Chunked conversion¶
Never split a legacy byte stream into chunks and decode each chunk with
one-shot decode independently. Some encodings use multiple bytes per
character, and a chunk boundary can appear in the middle of a sequence.
Incorrect shape¶
// Avoid this for arbitrary chunks.
auto a = polycpp::iconv_lite::decode(firstChunk, "gbk");
auto b = polycpp::iconv_lite::decode(secondChunk, "gbk");
Each call creates and flushes a new decoder. If firstChunk ends with a lead
byte, the decoder has no chance to combine it with secondChunk.

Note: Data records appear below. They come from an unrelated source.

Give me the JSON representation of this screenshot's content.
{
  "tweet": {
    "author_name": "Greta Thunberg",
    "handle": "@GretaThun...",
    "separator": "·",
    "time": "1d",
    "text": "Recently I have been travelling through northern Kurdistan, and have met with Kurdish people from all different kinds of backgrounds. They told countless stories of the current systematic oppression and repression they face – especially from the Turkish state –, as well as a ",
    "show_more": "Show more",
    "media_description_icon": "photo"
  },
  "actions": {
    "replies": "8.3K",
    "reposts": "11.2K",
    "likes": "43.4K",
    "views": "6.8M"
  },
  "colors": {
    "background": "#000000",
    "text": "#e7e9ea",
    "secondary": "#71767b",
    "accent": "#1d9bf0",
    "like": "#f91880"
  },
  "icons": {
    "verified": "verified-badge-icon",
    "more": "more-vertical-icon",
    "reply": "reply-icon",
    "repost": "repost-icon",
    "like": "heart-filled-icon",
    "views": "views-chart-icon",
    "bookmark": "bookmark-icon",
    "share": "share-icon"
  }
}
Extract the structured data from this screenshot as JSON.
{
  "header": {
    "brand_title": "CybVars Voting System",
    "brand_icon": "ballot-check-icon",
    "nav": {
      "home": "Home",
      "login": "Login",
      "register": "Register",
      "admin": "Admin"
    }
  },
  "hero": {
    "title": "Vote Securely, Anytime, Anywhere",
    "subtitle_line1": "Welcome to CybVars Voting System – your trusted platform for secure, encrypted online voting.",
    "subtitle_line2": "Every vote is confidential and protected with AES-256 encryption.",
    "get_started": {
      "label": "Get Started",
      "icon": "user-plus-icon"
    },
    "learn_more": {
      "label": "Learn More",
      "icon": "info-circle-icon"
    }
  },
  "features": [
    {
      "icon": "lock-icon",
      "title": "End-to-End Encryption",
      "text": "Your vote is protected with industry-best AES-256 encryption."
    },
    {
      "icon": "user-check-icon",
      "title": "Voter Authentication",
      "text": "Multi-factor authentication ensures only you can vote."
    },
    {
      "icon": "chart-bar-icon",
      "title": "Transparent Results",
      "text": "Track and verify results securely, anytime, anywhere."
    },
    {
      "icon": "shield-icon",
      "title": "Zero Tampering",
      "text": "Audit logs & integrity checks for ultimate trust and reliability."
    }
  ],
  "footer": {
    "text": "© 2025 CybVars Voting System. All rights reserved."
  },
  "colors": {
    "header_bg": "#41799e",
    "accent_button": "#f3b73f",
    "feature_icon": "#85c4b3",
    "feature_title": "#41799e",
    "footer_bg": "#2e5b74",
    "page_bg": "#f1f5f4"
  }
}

Correct shape with Decoder¶
auto decoder = polycpp::iconv_lite::getDecoder("gbk");
std::string text;
text += decoder.write(firstChunk);
text += decoder.write(secondChunk);
text += decoder.end();
Keep one decoder for the lifetime of the byte stream. Call end exactly once
when no more bytes are expected, so incomplete trailing sequences can be handled
according to iconv-lite behavior.
Correct shape with DecodeStream¶
auto decoder = polycpp::iconv_lite::decodeStream("utf8");
decoder.write(firstChunk);
decoder.write(secondChunk);
decoder.end();
DecodeStream uses the same stateful decoder internally and fits stream
pipelines. The readable side emits UTF-8 buffers because polycpp streams carry
bytes.
Chunk-sensitive encodings¶
Use stateful conversion for arbitrary chunks of:
UTF-8, UTF-16, and UTF-32
UTF-7 and UTF-7-IMAP
Shift_JIS, GBK, GB18030, Big5, EUC-JP, and EUC-KR
base64 and other codecs with buffered output
Single-byte encodings such as latin1 or Windows-1251 are less sensitive to split character sequences, but using one stateful converter still keeps code uniform and makes later encoding changes safer.
For the base64 label, follow iconv-lite’s direction: encoding consumes
base64 text and produces bytes, while decoding consumes bytes and produces
base64 text.